A mother’s instinct is rarely wrong. When Bekah Stephens of Hickory gave birth to twins Hunter and Greyson, she picked up on a problem with Greyson right away.
“Pretty much immediately I knew there was something that was just different,” says Stephens. “I wouldn’t say I knew it was a problem at that point, but I did feel very aware that things weren’t as they should be.”
Greyson would make a clicking sound when he’d nurse. The lactation consultant noticed it too. The Stephens’ pediatrician got involved and referred them to Dr. Daniel Kirse, pediatric ear, nose and throat doctor and head/neck surgeon at Atrium Health Wake Forest Baptist. This was when Greyson was four months old. By that time he was losing weight and having a really hard time with nourishment. Stephens had already switched to a bottle at that point, and Greyson’s tongue was getting enlarged on one side.
A Rare Form of a Childhood Cancer
After meeting with Dr. Kirse and having an MRI done on Greyson, Bekah and her husband, Kyle, had a decision to make. They had to decide whether Greyson should have a biopsy taken from his tongue.
“Initially, they didn't think it looked like any type of cancer,” says Stephens. “They actually thought it was an arteriovenous malformation. So then we had to make the difficult decision of whether or not to biopsy, because if it was that, a biopsy would be dangerous — he could hemorrhage and bleed. But if it was cancer and we didn’t biopsy it to find out, that could be really bad too.”
Dr. Kirse helped guide the family through the decision. “He spent I don’t know how long with us on the phone, on his own time,” says Stephens. “I called him and told him I was on the fence, and he spent a long time talking us through everything even though we already had the notes. We just needed his guidance and support in the decision, and he more than delivered.”
Ultimately, Stephens’ instincts came into play again. The family decided the biopsy was worth the potential risk. This ended up being the right decision — the biopsy showed that Greyson had a childhood cancer known as Ewing’s sarcoma. The form he was diagnosed with, however, was atypical. Typically, Ewing’s sarcoma affects the bones rather than the tongue. This is why there was initial hesitation about the biopsy of the tongue. It was also unusual for a baby Greyson’s age to be diagnosed with the cancer; it usually impacts older kids.

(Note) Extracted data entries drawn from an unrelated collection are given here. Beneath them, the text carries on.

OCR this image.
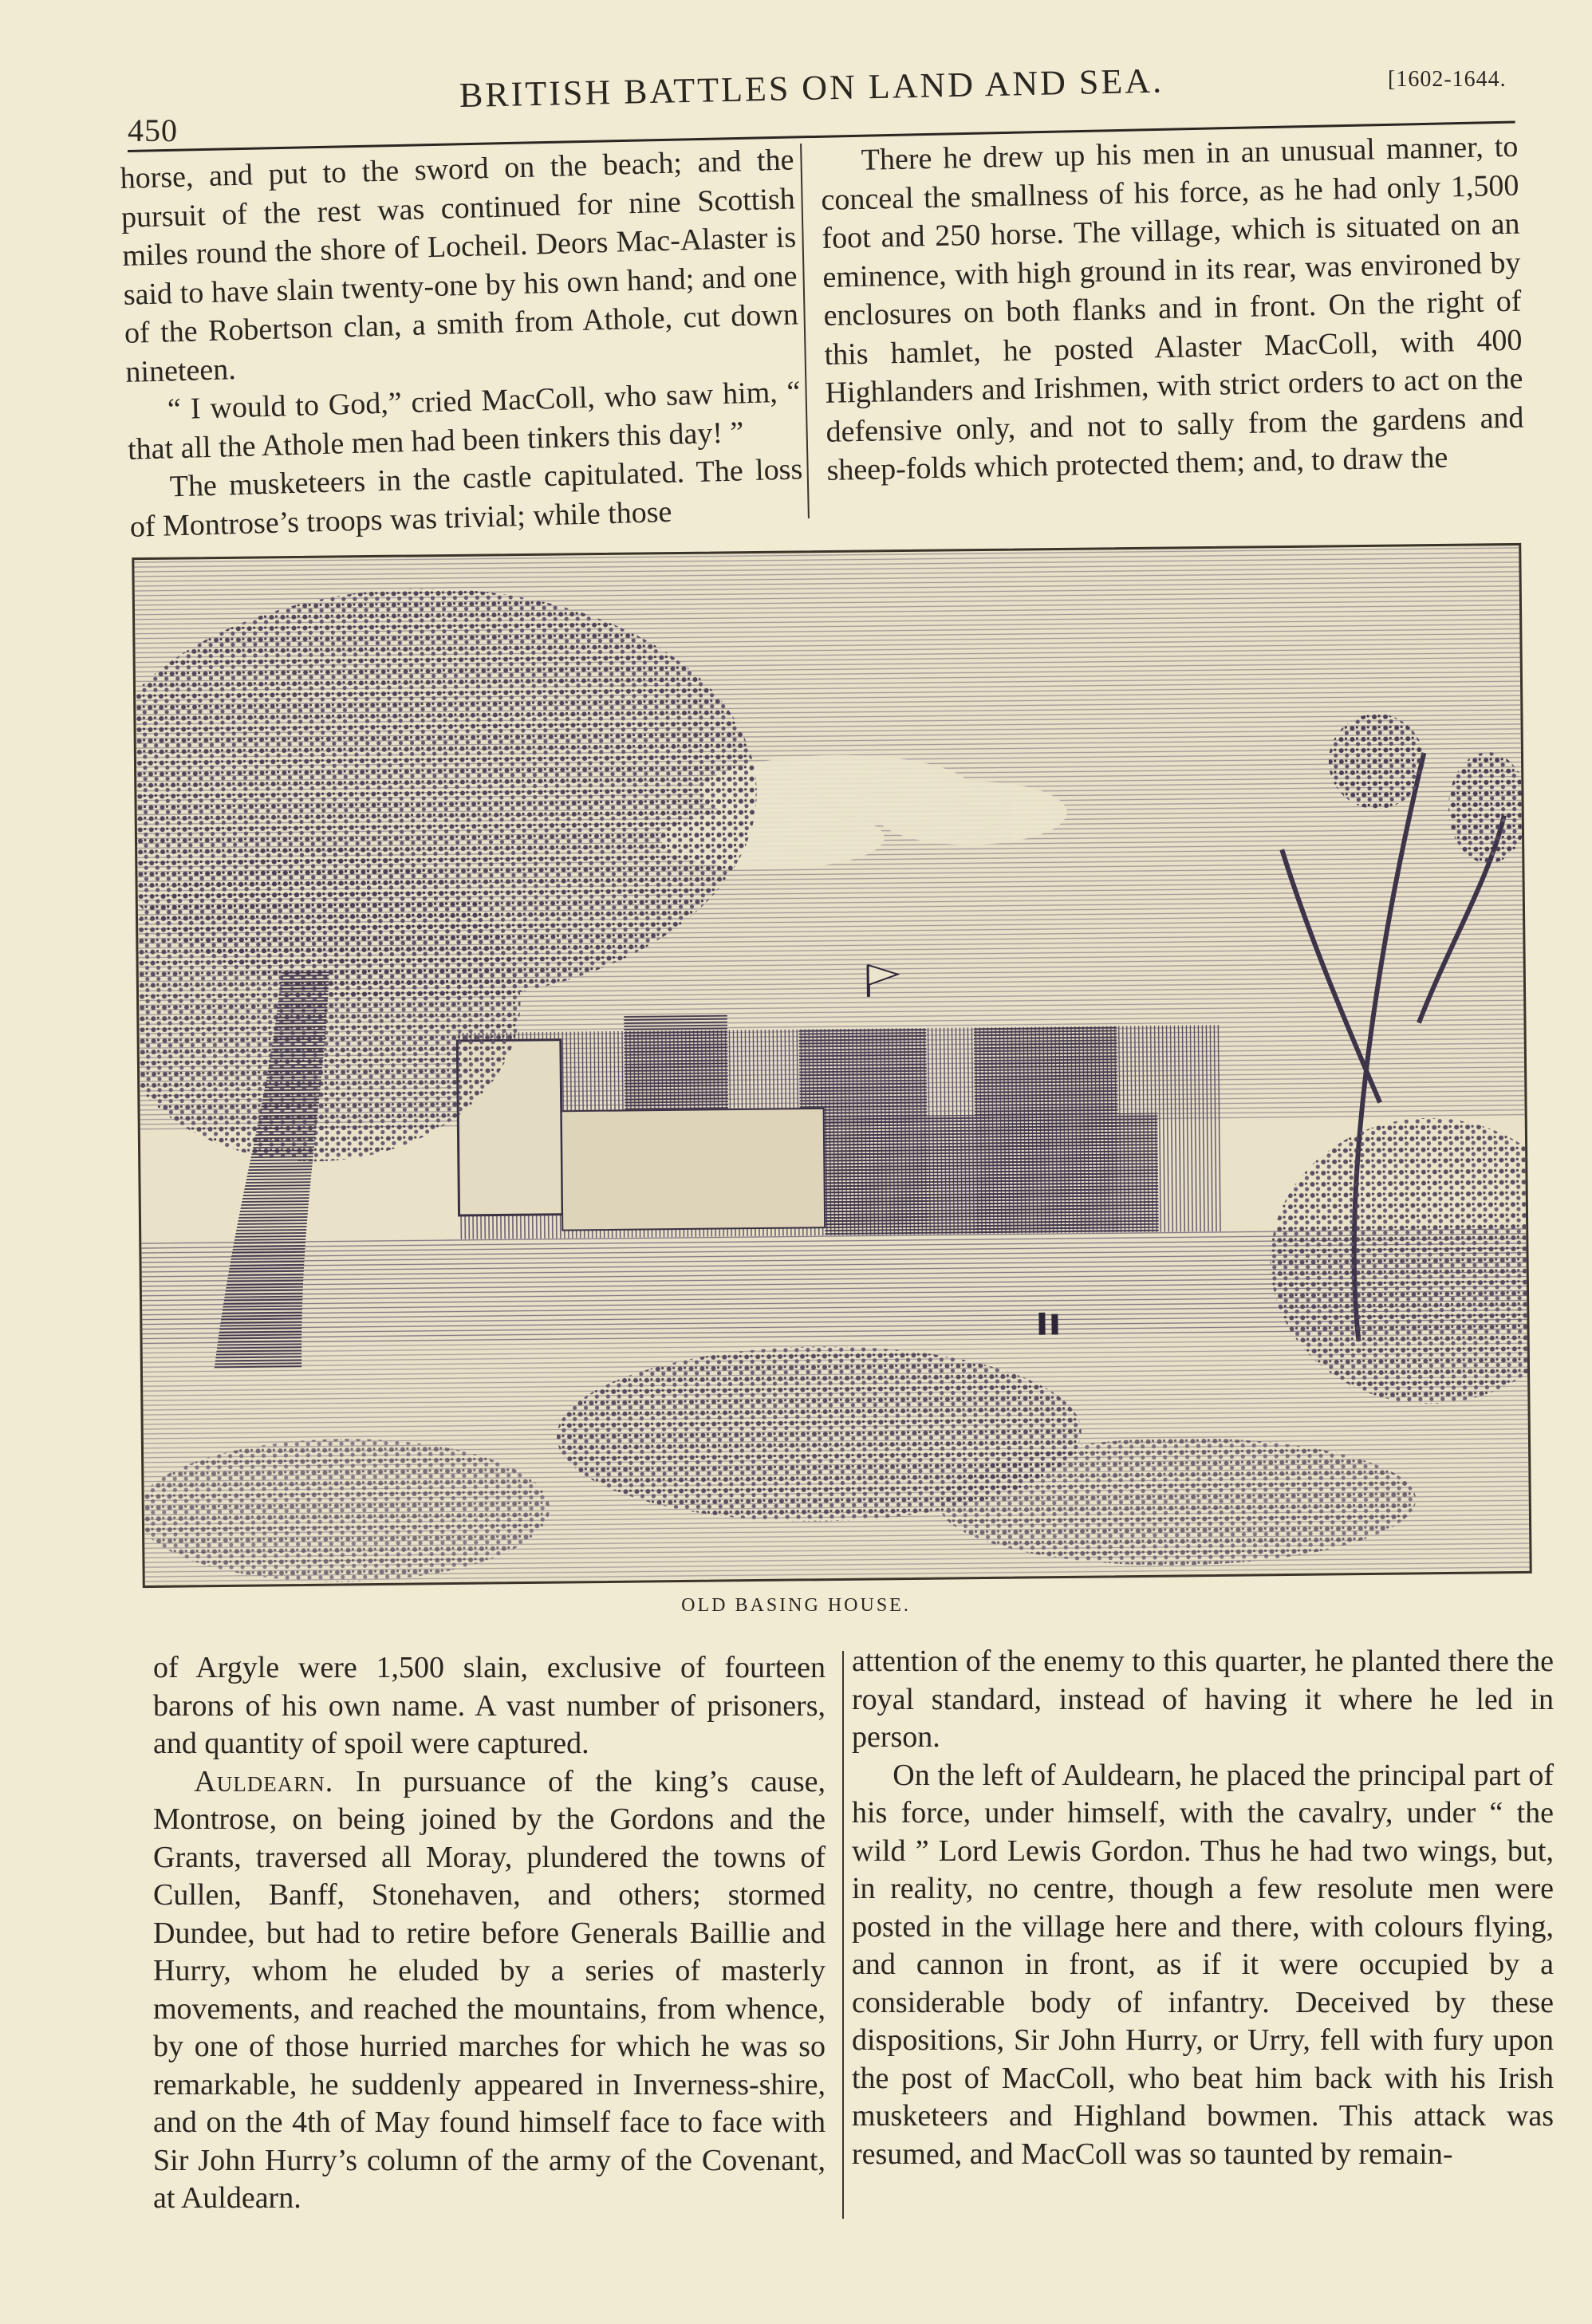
450
BRITISH BATTLES ON LAND AND SEA.	[1602-1644.

horse, and put to the sword on the beach; and the pursuit of the rest was continued for nine Scottish miles round the shore of Locheil. Deors Mac-Alaster is said to have slain twenty-one by his own hand; and one of the Robertson clan, a smith from Athole, cut down nineteen.

“ I would to God,” cried MacColl, who saw him, “ that all the Athole men had been tinkers this day! ”

The musketeers in the castle capitulated. The loss of Montrose’s troops was trivial; while those

There he drew up his men in an unusual manner, to conceal the smallness of his force, as he had only 1,500 foot and 250 horse. The village, which is situated on an eminence, with high ground in its rear, was environed by enclosures on both flanks and in front. On the right of this hamlet, he posted Alaster MacColl, with 400 Highlanders and Irishmen, with strict orders to act on the defensive only, and not to sally from the gardens and sheep-folds which protected them; and, to draw the

OLD BASING HOUSE.

of Argyle were 1,500 slain, exclusive of fourteen barons of his own name. A vast number of prisoners, and quantity of spoil were captured.

Auldearn. In pursuance of the king’s cause, Montrose, on being joined by the Gordons and the Grants, traversed all Moray, plundered the towns of Cullen, Banff, Stonehaven, and others; stormed Dundee, but had to retire before Generals Baillie and Hurry, whom he eluded by a series of masterly movements, and reached the mountains, from whence, by one of those hurried marches for which he was so remarkable, he suddenly appeared in Inverness-shire, and on the 4th of May found himself face to face with Sir John Hurry’s column of the army of the Covenant, at Auldearn.

attention of the enemy to this quarter, he planted there the royal standard, instead of having it where he led in person.

On the left of Auldearn, he placed the principal part of his force, under himself, with the cavalry, under “ the wild ” Lord Lewis Gordon. Thus he had two wings, but, in reality, no centre, though a few resolute men were posted in the village here and there, with colours flying, and cannon in front, as if it were occupied by a considerable body of infantry. Deceived by these dispositions, Sir John Hurry, or Urry, fell with fury upon the post of MacColl, who beat him back with his Irish musketeers and Highland bowmen. This attack was resumed, and MacColl was so taunted by remain-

Following chemotherapy for the cancer, Greyson, at just over a year old, would need to have part of his tongue removed and reconstructive surgery performed. This was not a routine surgery. In fact, prior to Greyson, this kind of surgery had never been performed on a child as young as him.
It was a well-managed process. Prior to the surgery, the progress of the chemotherapy was monitored. Initially, the cancer took up nearly 70 percent of the tongue; the doctors wanted to get that percentage down. And there needed to be a recovery period for Greyson’s immune system to bounce back following the chemo.
Then there was a matter of how the procedure would be performed. Typically, a skin graft is taken from the wrist, but because of Greyson’s small size, it had to be taken from behind his shoulder blades, what’s known as a parascapular surgery. Dr. Kirse and his colleague, Dr. Dale Browne, performed the groundbreaking procedure. Dr. Browne is also a head and neck surgeon at Wake Forest Baptist, as well as a head and neck oncologist.
Following surgery were months of life adjustments and close monitoring in the Stephens household. Swallowing was a problem for him, so he had to be under close watch and only have certain liquids to eat.
But after all that little Greyson has been through, he’s now a happy 4-year-old boy who is finding “his normal,” which includes lots of play time with his twin brother, Hunter, and his older sister, Harper.”
He still undergoes speech therapy and occupational therapy to learn to adjust and compensate for a reconstructed tongue as he grows.
“His age is an advantage,” says Stephens. “He didn’t have all these prior experiences (of taste and speech) that he’s missing out on. He’s just so full of joy and so full of life.”
Stephens says he even enjoys going to visit his doctors. “It's crazy where we came from,” she says. “It was the biggest scariest time of, of our lives. But we had his oncology team checking on us all the time. And Dr. Kirse was right there checking in on us all the time, and guiding us. He’s so amazing; I can’t say enough about him.”